Document Type : Original Article
Women’s College Research Institute, Women’s College Hospital, Toronto, ON, Canada
Nova Scotia Health Authority, Cape Breton Regional Hospital, Sydney, NS, Canada
School of Professional Studies, Cape Breton University, Sydney, NS, Canada
Cape Breton Cancer Centre, Sydney, NS, Canada
Cancer patients experience financial hardship due to rising expenses related to cancer treatment and declining income levels associated with reduced employability. Employment Insurance Sick Benefits (EI-SB) is a social income support program which provides temporary income replacement to Canadians when they fall ill. Although EI-SB is designed to maintain continuity of income during an illness, little is known about the perspectives of cancer patients who receive EI-SB. This knowledge can inform the development of public policies which are responsive to the needs and priorities of cancer patients.

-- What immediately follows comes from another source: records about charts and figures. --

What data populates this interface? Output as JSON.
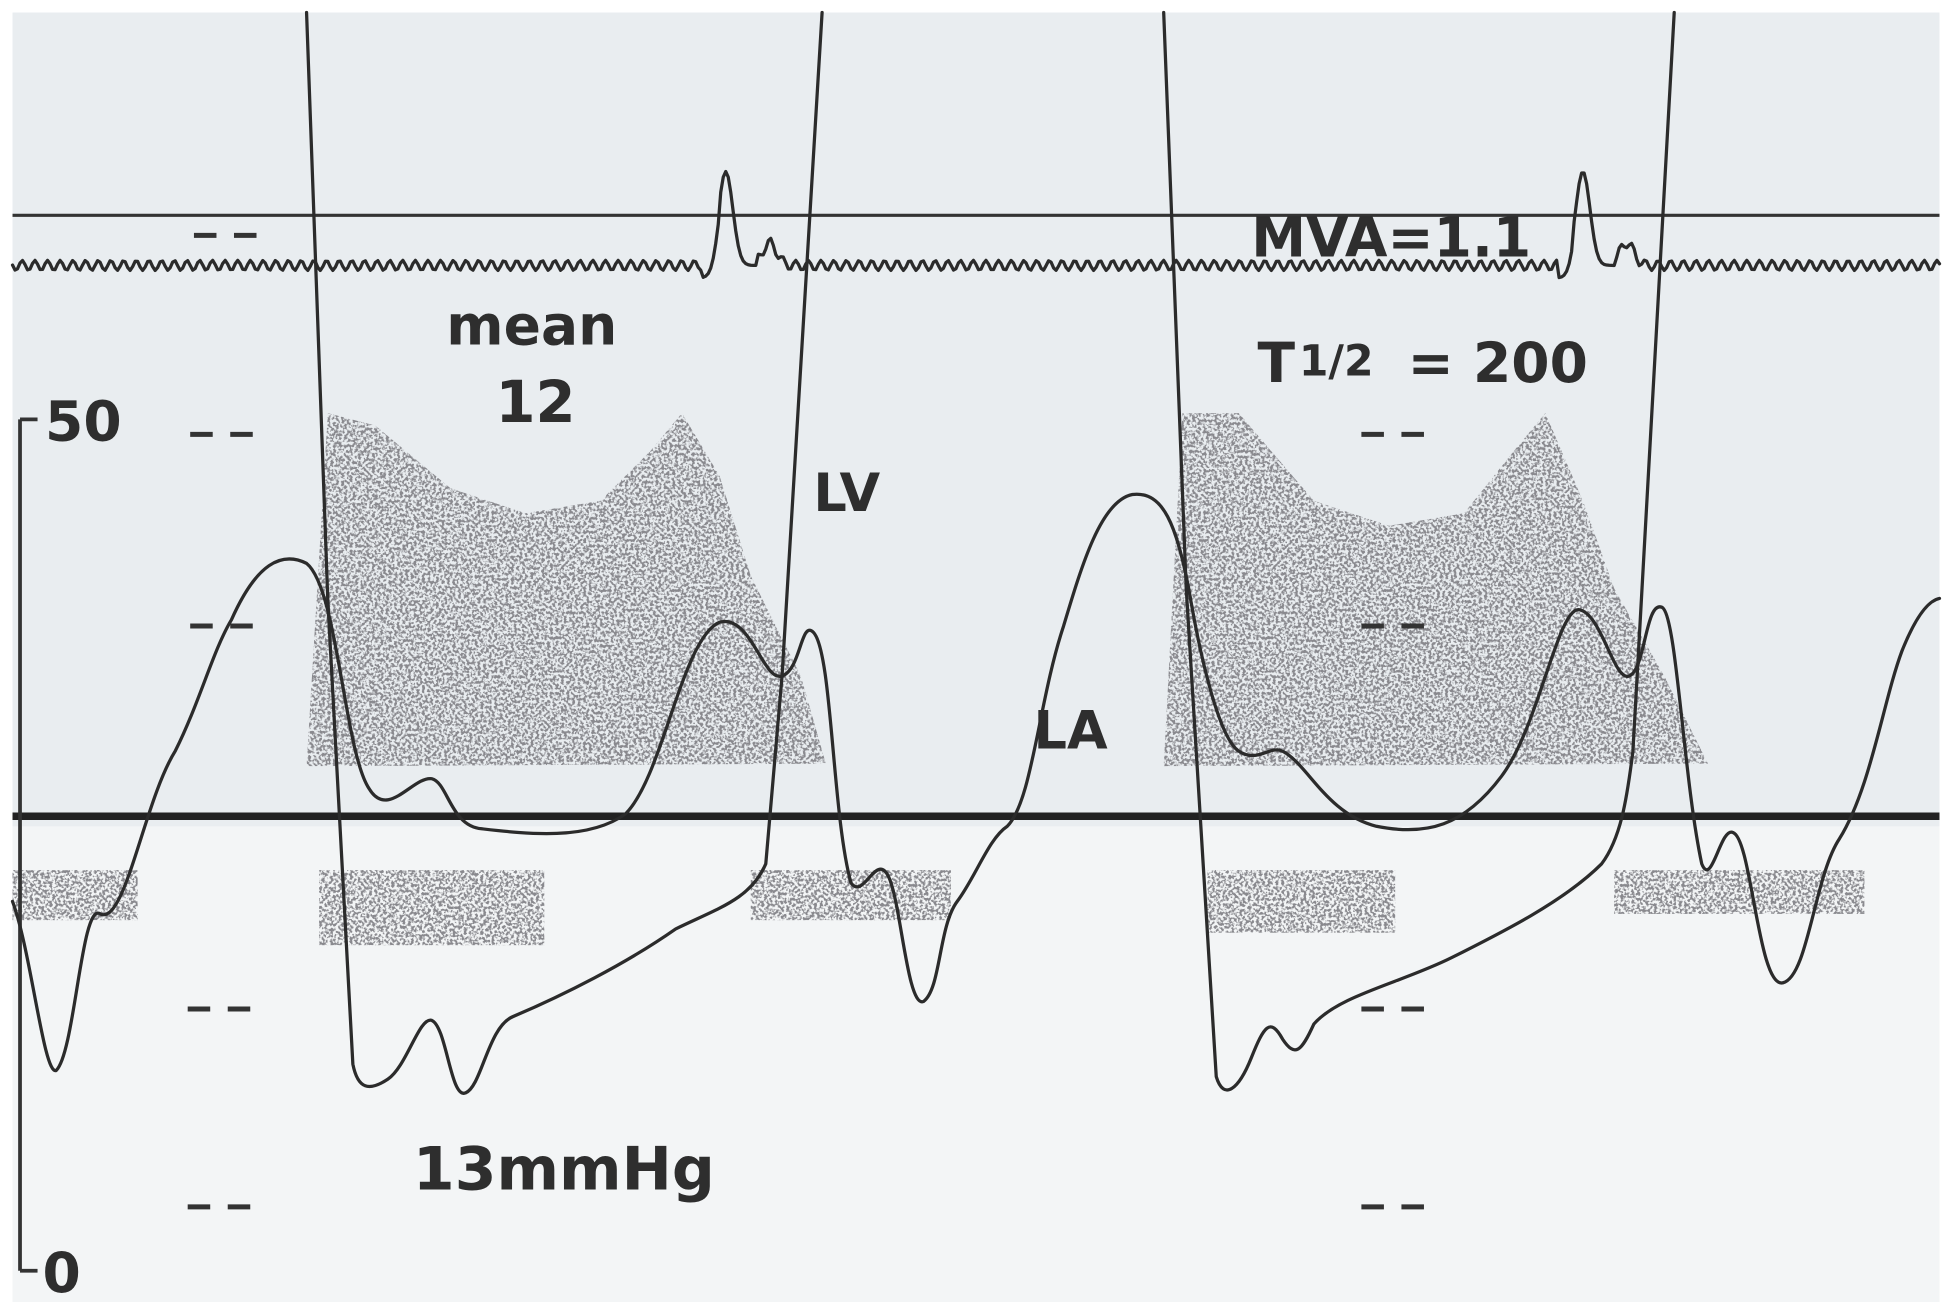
{
  "annotations": {
    "mean_label": "mean",
    "mean_value": "12",
    "lv": "LV",
    "la": "LA",
    "gradient": "13mmHg",
    "mva": "MVA=1.1",
    "t_half": {
      "t": "T",
      "fraction": "1/2",
      "value": "= 200"
    }
  },
  "scale": {
    "top": "50",
    "bottom": "0"
  }
}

We conducted a theory-informed thematic analysis of data collected from twenty semi- structured interviews with participants who were receiving care in a cancer centre in Cape Breton, Nova Scotia and had received EI-SB. A coding framework was developed using Taplin and colleagues’ intermediate outcomes of patient care across the cancer care continuum. Interpretation of findings was guided by the synergies of oppression theoretical lens.
Three overarching themes describe the experiences of cancer patients receiving social income support: Economic exclusion, in which the structure of the labour market and social welfare system determine access to workplace benefits and continuity of reasonable income; financial toxicity, a vicious cycle of financial burden and increasing financial distress; and constrained choices, where cancer influences employability and lowered income influences the need to be employed.
Cancer patients need income support programs that are tailored to match their healthcare priorities. In addition, policies which strengthen working conditions and facilitate a reintegration to work when possible will be important in addressing the structural drivers of income insecurity experienced by cancer patients.